Pastéis de Belém Reimagined — Contemporary Ode to Craft
A contemporary interpretation of Lisbon’s most beloved bakery, where Gracinha Viterbo blends heritage, craftsmanship, and modern elegance into a timeless new space.
When an institution as storied as Pastéis de Belém — custodian of Lisbon’s famed egg tart since 1837 — invites a designer to extend its presence, the brief is delicate: honour the past, accommodate the present, and speak to the world. Viterbo Interior Design Ateliers, led creatively by Gracinha Viterbo, answered that brief with a quietly confident retail intervention that reads as a contemporary companion to the original shop rather than a pastiche.
A restrained, contemporary language for a national favourite
The new retail room sits adjacent to the historic bakery and was conceived to absorb the growing international footfall without diluting the charm of the original space. Viterbo’s approach is recognisably restrained and tactile: a pared-back palette and archival references are layered to produce an atmosphere that feels both intimate and civic — the right tone for a place that functions as everyday ritual and tourist highlight.
Materiality that speaks of craft
Materials anchor the design in Portuguese artisanal traditions while translating them into a modern register. Light oak introduces warmth and a sense of domestic calm; handmade ceramic tiles reference local manufactories without resorting to cliché; textured lime-plastered walls provide a subtly irregular backdrop that reads like an accumulated patina rather than a newly applied finish. These choices produce a sensory richness that rewards close inspection.
Lighting is treated not as an afterthought but as a storyteller. Carefully staged luminaires accentuate the tactile qualities of plaster and timber and create the same kind of gentle warmth one associates with Lisbon’s late-afternoon light. Proportions are calm and human-scaled; counters and circulation routes are arranged to ease queues and movement while preserving visual connections to the original pastry room.

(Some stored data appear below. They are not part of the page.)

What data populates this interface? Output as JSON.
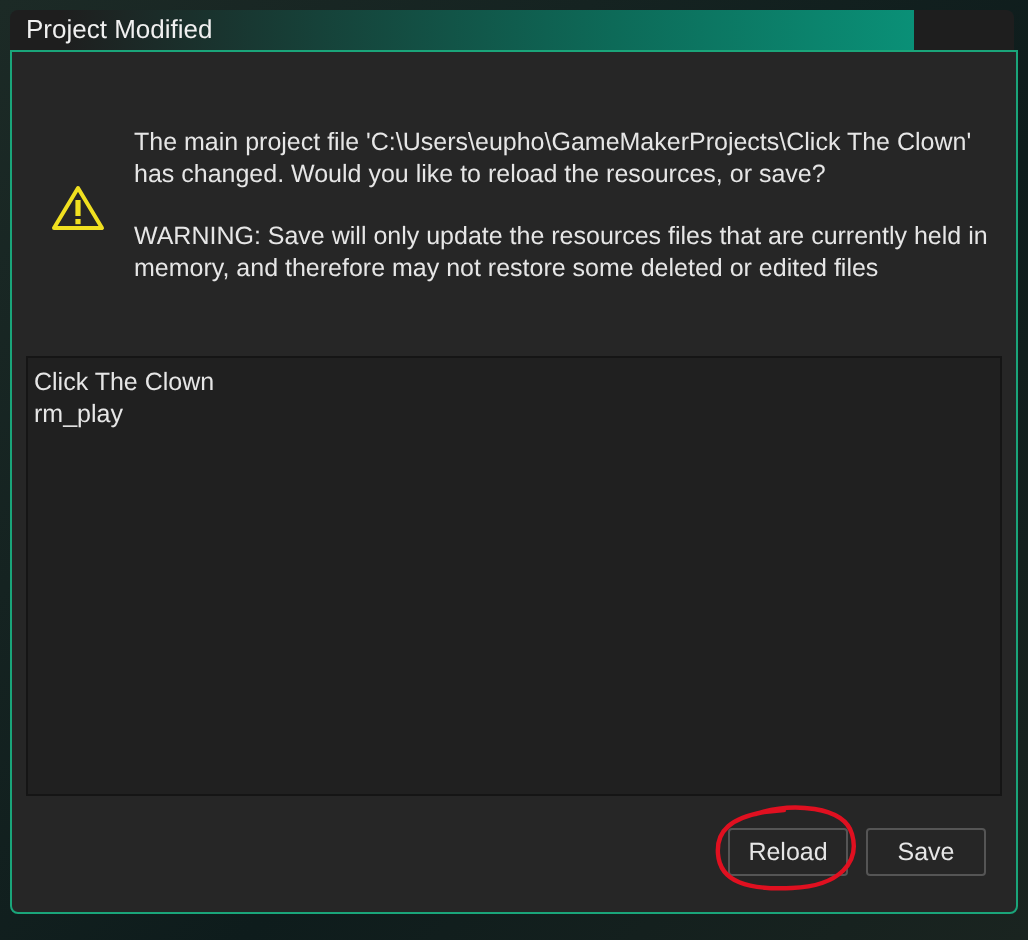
{
  "window": {
    "title": "Project Modified"
  },
  "message": {
    "paragraphs": [
      "The main project file 'C:\\Users\\eupho\\GameMakerProjects\\Click The Clown' has changed. Would you like to reload the resources, or save?",
      "WARNING: Save will only update the resources files that are currently held in memory, and therefore may not restore some deleted or edited files"
    ]
  },
  "list": {
    "items": [
      "Click The Clown",
      "rm_play"
    ]
  },
  "buttons": [
    {
      "label": "Reload",
      "circled": true
    },
    {
      "label": "Save",
      "circled": false
    }
  ]
}
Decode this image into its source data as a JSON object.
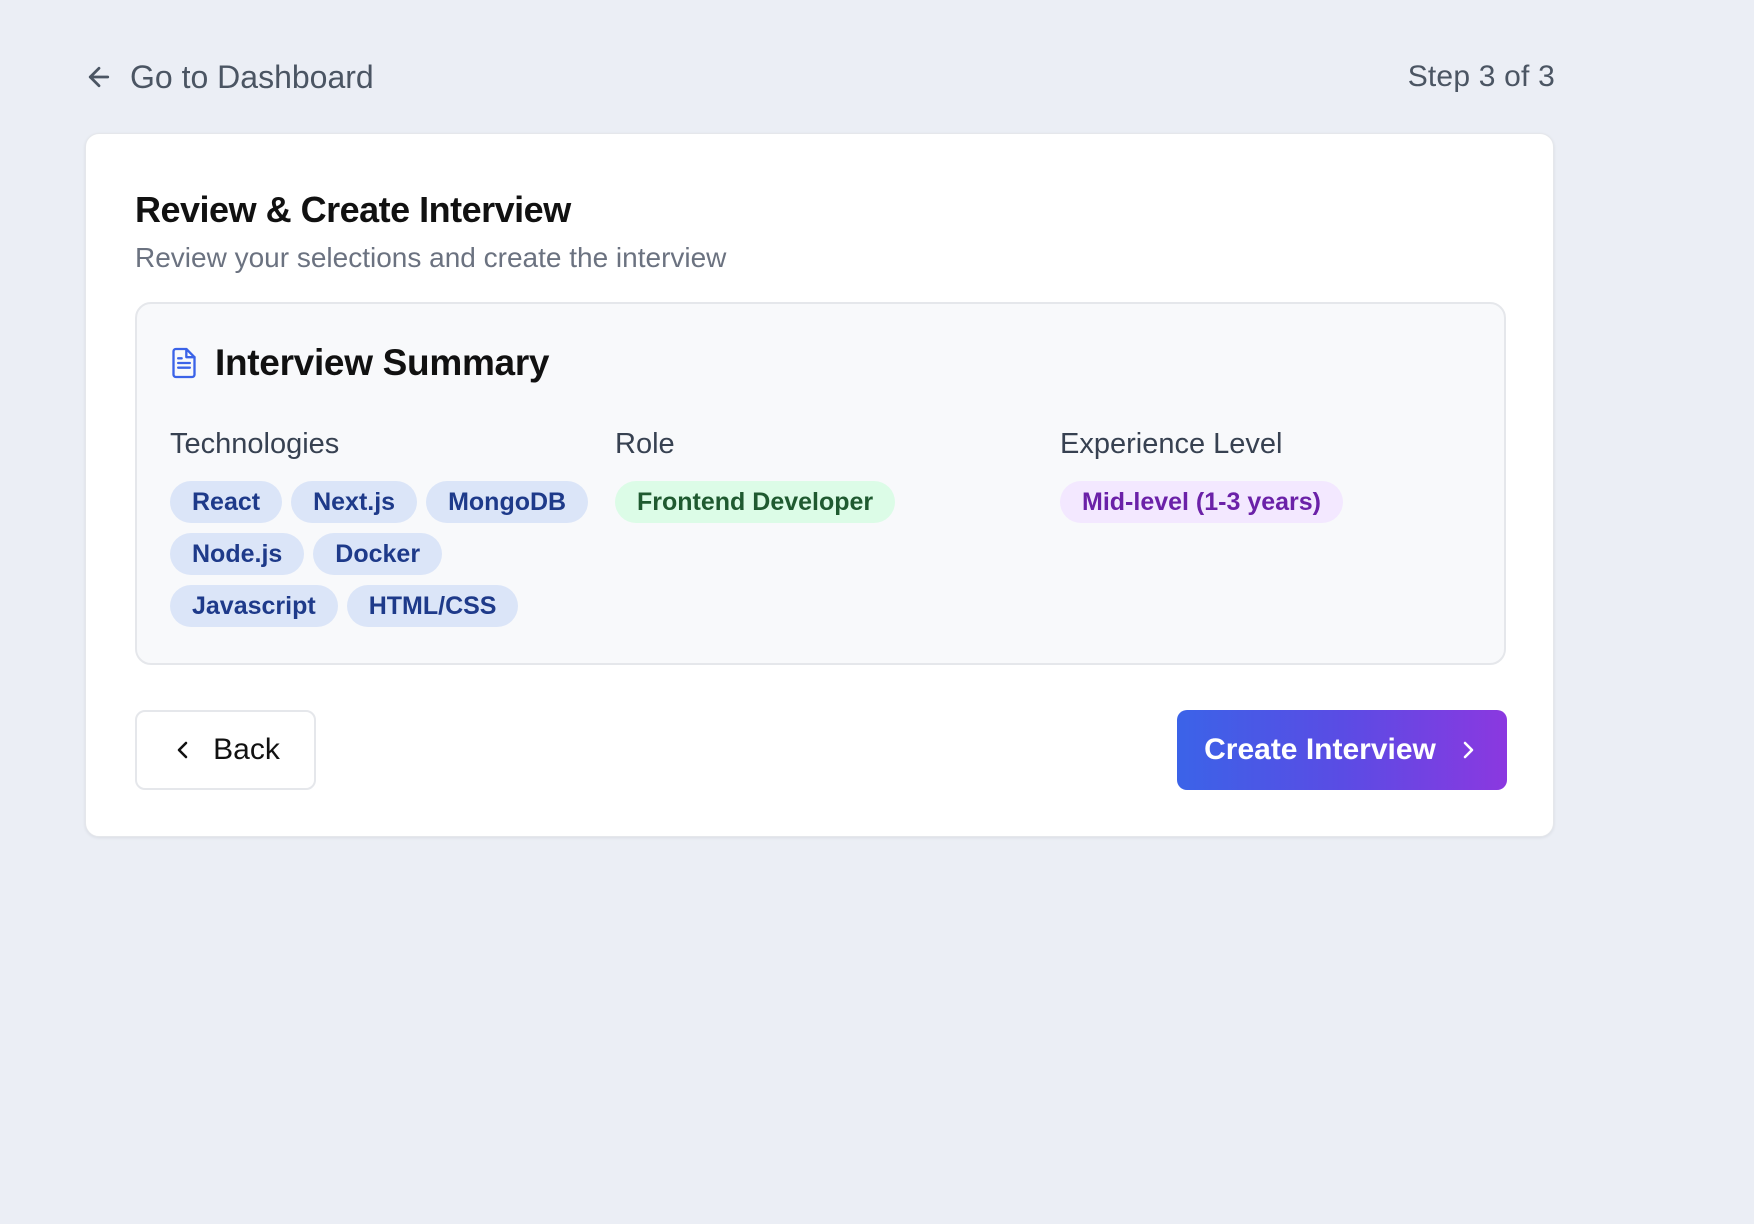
{
  "header": {
    "back_label": "Go to Dashboard",
    "step_text": "Step 3 of 3"
  },
  "card": {
    "title": "Review & Create Interview",
    "subtitle": "Review your selections and create the interview"
  },
  "summary": {
    "title": "Interview Summary",
    "icon": "document-icon",
    "technologies_label": "Technologies",
    "technologies": [
      "React",
      "Next.js",
      "MongoDB",
      "Node.js",
      "Docker",
      "Javascript",
      "HTML/CSS"
    ],
    "role_label": "Role",
    "role": "Frontend Developer",
    "experience_label": "Experience Level",
    "experience": "Mid-level (1-3 years)"
  },
  "actions": {
    "back_label": "Back",
    "create_label": "Create Interview"
  },
  "colors": {
    "background": "#ebeef5",
    "tech_chip_bg": "#dbe5f8",
    "tech_chip_text": "#1e3a8a",
    "role_chip_bg": "#dcfce7",
    "role_chip_text": "#1f5a30",
    "experience_chip_bg": "#f3e8ff",
    "experience_chip_text": "#6b21a8",
    "primary_gradient_start": "#3b63e8",
    "primary_gradient_end": "#8b38e0"
  }
}
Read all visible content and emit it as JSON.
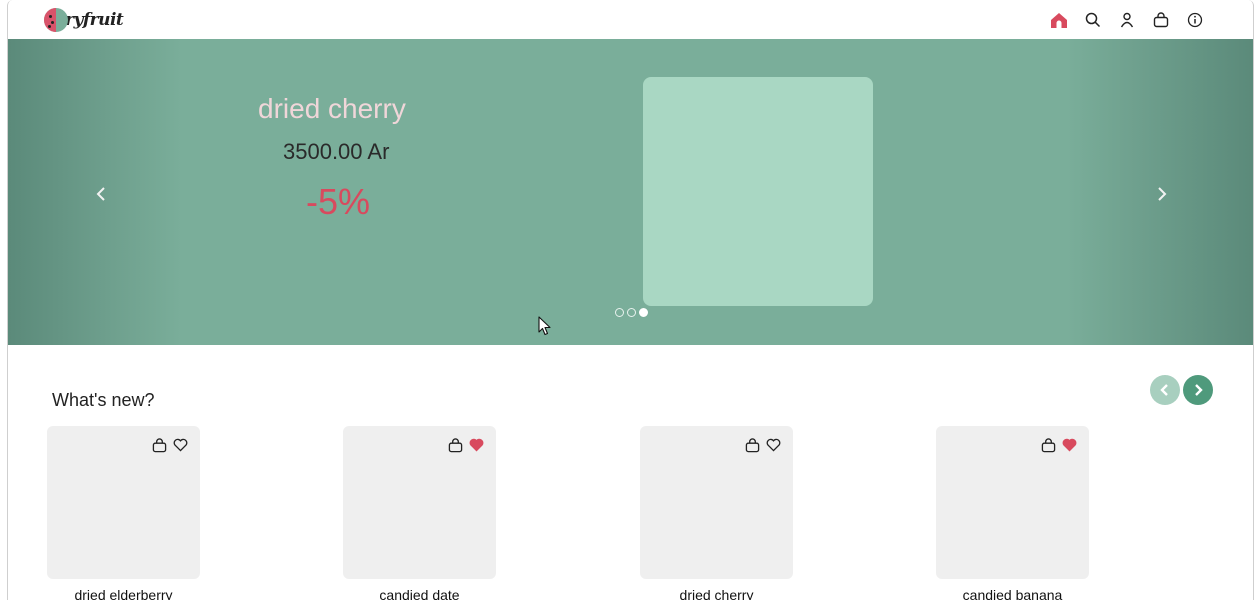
{
  "brand": {
    "logo_text": "ryfruit"
  },
  "nav": {
    "items": [
      {
        "name": "home-icon",
        "active": true
      },
      {
        "name": "search-icon"
      },
      {
        "name": "user-icon"
      },
      {
        "name": "bag-icon"
      },
      {
        "name": "info-icon"
      }
    ]
  },
  "colors": {
    "accent": "#d84a5e",
    "hero_bg": "#7aae9a",
    "hero_image": "#a9d7c3",
    "carousel_next": "#4f9a7c",
    "carousel_prev": "#a8cfbf"
  },
  "hero": {
    "title": "dried cherry",
    "price": "3500.00 Ar",
    "discount": "-5%",
    "slides_count": 3,
    "active_slide": 3
  },
  "whats_new": {
    "title": "What's new?",
    "products": [
      {
        "name": "dried elderberry",
        "liked": false
      },
      {
        "name": "candied date",
        "liked": true
      },
      {
        "name": "dried cherry",
        "liked": false
      },
      {
        "name": "candied banana",
        "liked": true
      }
    ]
  }
}
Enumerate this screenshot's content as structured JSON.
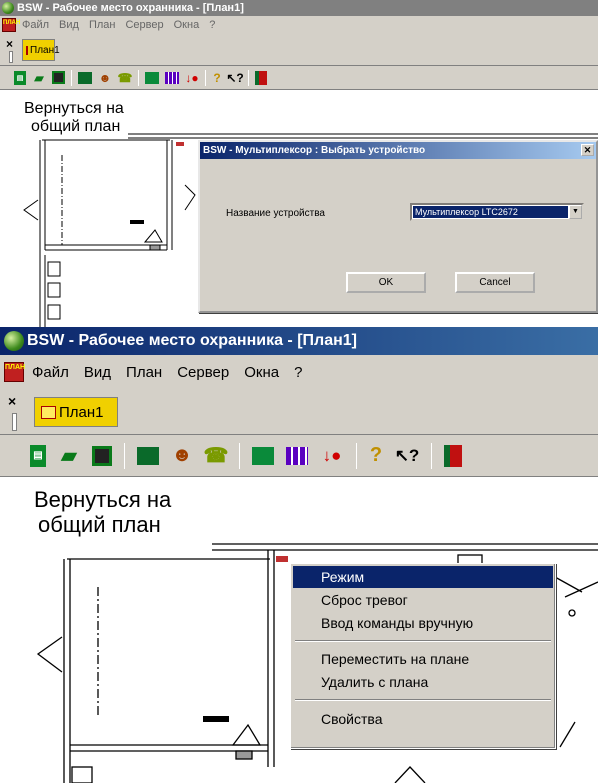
{
  "window": {
    "title": "BSW - Рабочее место охранника - [План1]",
    "menu": [
      "Файл",
      "Вид",
      "План",
      "Сервер",
      "Окна",
      "?"
    ],
    "tab_close": "×",
    "tab_label": "План1",
    "back_link": [
      "Вернуться на",
      "общий план"
    ]
  },
  "dialog": {
    "title": "BSW - Мультиплексор : Выбрать устройство",
    "close": "✕",
    "field_label": "Название устройства",
    "device_value": "Мультиплексор LTC2672",
    "ok_label": "OK",
    "cancel_label": "Cancel"
  },
  "context_menu": {
    "items": [
      "Режим",
      "Сброс тревог",
      "Ввод команды вручную",
      "Переместить на плане",
      "Удалить с плана",
      "Свойства"
    ],
    "selected": "Режим"
  },
  "colors": {
    "titlebar_active": "#0a246a",
    "titlebar_inactive": "#808080",
    "tab_bg": "#f0d000",
    "selection": "#0a246a",
    "face": "#d4d0c8"
  },
  "toolbar_icons": [
    "doc-green-icon",
    "folder-open-icon",
    "save-icon",
    "monitor-icon",
    "users-icon",
    "phone-icon",
    "windows-icon",
    "columns-icon",
    "alarm-icon",
    "help-icon",
    "whats-this-icon",
    "exit-door-icon"
  ]
}
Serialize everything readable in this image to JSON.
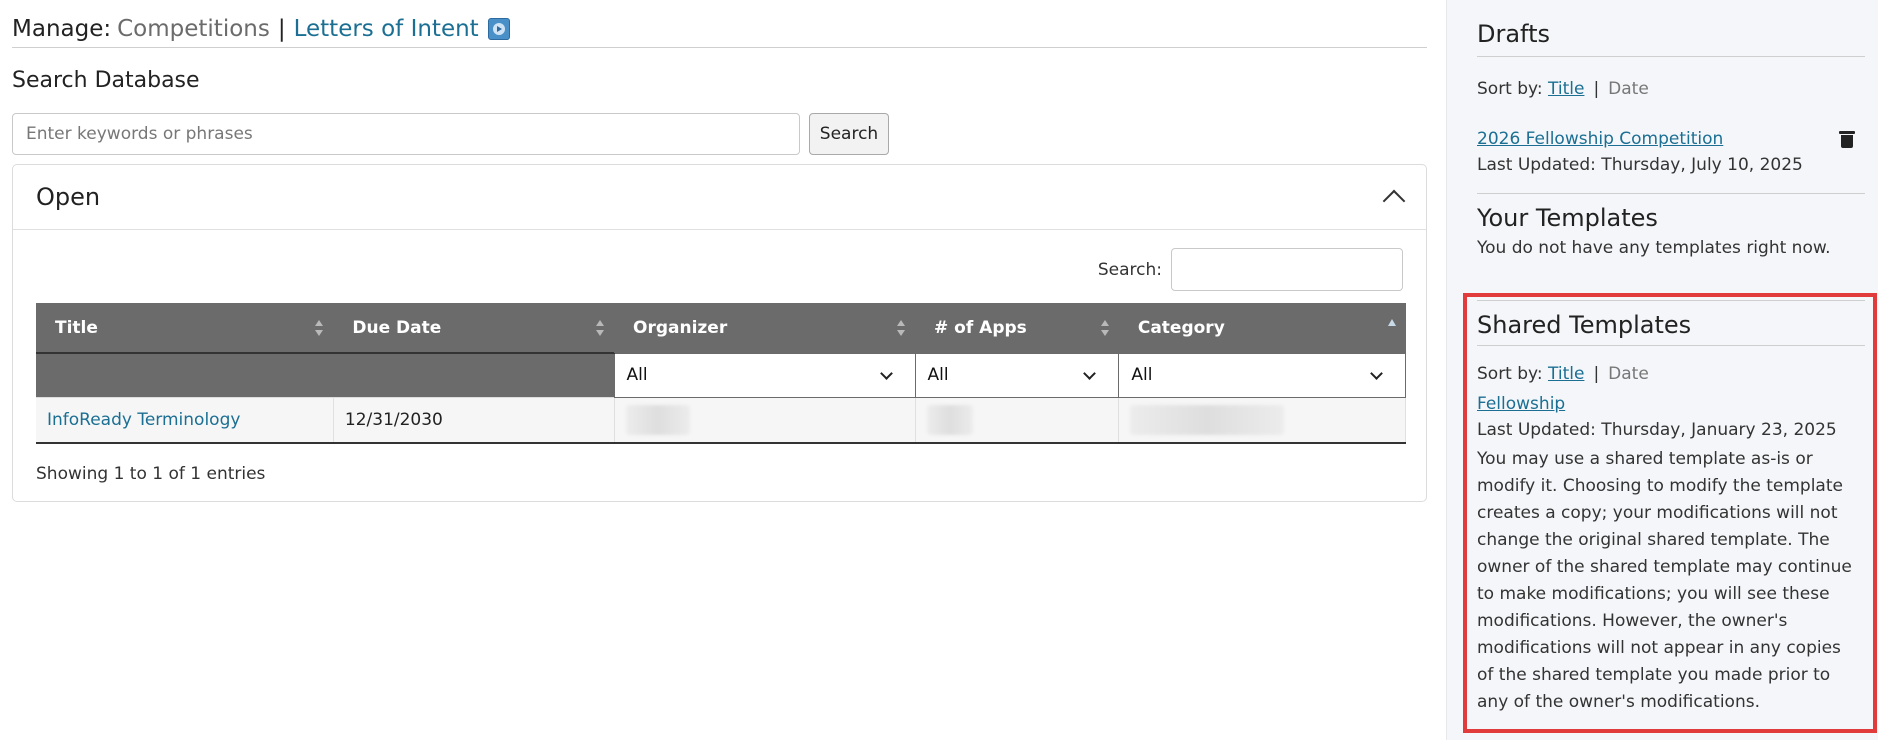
{
  "header": {
    "manage_label": "Manage:",
    "competitions_link": "Competitions",
    "separator": "|",
    "letters_link": "Letters of Intent",
    "video_icon": "video-help-icon"
  },
  "search": {
    "title": "Search Database",
    "placeholder": "Enter keywords or phrases",
    "button_label": "Search"
  },
  "panel": {
    "title": "Open",
    "collapse_icon": "chevron-up-icon",
    "table_search_label": "Search:",
    "columns": [
      "Title",
      "Due Date",
      "Organizer",
      "# of Apps",
      "Category"
    ],
    "filters": {
      "organizer": "All",
      "apps": "All",
      "category": "All"
    },
    "rows": [
      {
        "title": "InfoReady Terminology",
        "due_date": "12/31/2030"
      }
    ],
    "info": "Showing 1 to 1 of 1 entries"
  },
  "sidebar": {
    "drafts": {
      "title": "Drafts",
      "sort_by": "Sort by:",
      "sort_title": "Title",
      "sort_separator": "|",
      "sort_date": "Date",
      "item_title": "2026 Fellowship Competition",
      "item_updated": "Last Updated: Thursday, July 10, 2025",
      "delete_icon": "trash-icon"
    },
    "your_templates": {
      "title": "Your Templates",
      "empty_text": "You do not have any templates right now."
    },
    "shared_templates": {
      "title": "Shared Templates",
      "sort_by": "Sort by:",
      "sort_title": "Title",
      "sort_separator": "|",
      "sort_date": "Date",
      "item_title": "Fellowship",
      "item_updated": "Last Updated: Thursday, January 23, 2025",
      "description": "You may use a shared template as-is or modify it. Choosing to modify the template creates a copy; your modifications will not change the original shared template. The owner of the shared template may continue to make modifications; you will see these modifications. However, the owner's modifications will not appear in any copies of the shared template you made prior to any of the owner's modifications."
    }
  },
  "colors": {
    "link": "#1b6f93",
    "table_header": "#6b6b6b",
    "highlight_border": "#e23b3b",
    "sidebar_bg": "#f4f6f9"
  }
}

Bespoke counters and shelving were conceived with equal attention to ergonomics and aesthetics — storage, service and display are integrated into refined joinery that subordinates itself to the pastries, not the spectacle of them. Subtle brass accents punctuate fittings and junctions, offering moments of refined opulence that sit well with the simple honesty of the principal materials. The brand’s iconic blue-and-white palette is present but reinterpreted through texture and pattern rather than literal reproduction: a contemporary nod, not a replica.
Design as emotional choreography
At the core of the project is a human-centred philosophy: design as storytelling and sensory connection. Every surface, sightline and proportion is intended to orchestrate a feeling of welcome and discovery — the kind of spatial choreography that makes a routine purchase feel like a modest ceremony. In this way the new space becomes an extension of Pastéis de Belém’s cultural identity rather than a separate, branded appendage.
This retail intervention is also deliberately positioned as a first act. In 2026 Viterbo Interior Design Ateliers will lead a full redesign of the flagship store — a larger commission that aims to reinterpret the brand’s legacy for an international audience while protecting the authenticity that made the place beloved in the first instance. The recent project establishes a material and tonal vocabulary that the forthcoming redesign will develop and scale.
The strength of Viterbo’s proposal lies in its quiet confidence: it uses contemporary architectural language to amplify local craft, not to overwrite it. For designers, the project is an instructive example of how selective material choices, humane proportions and discreet detailing can knit new interventions to heritage environments in ways that feel both respectful and forward-looking.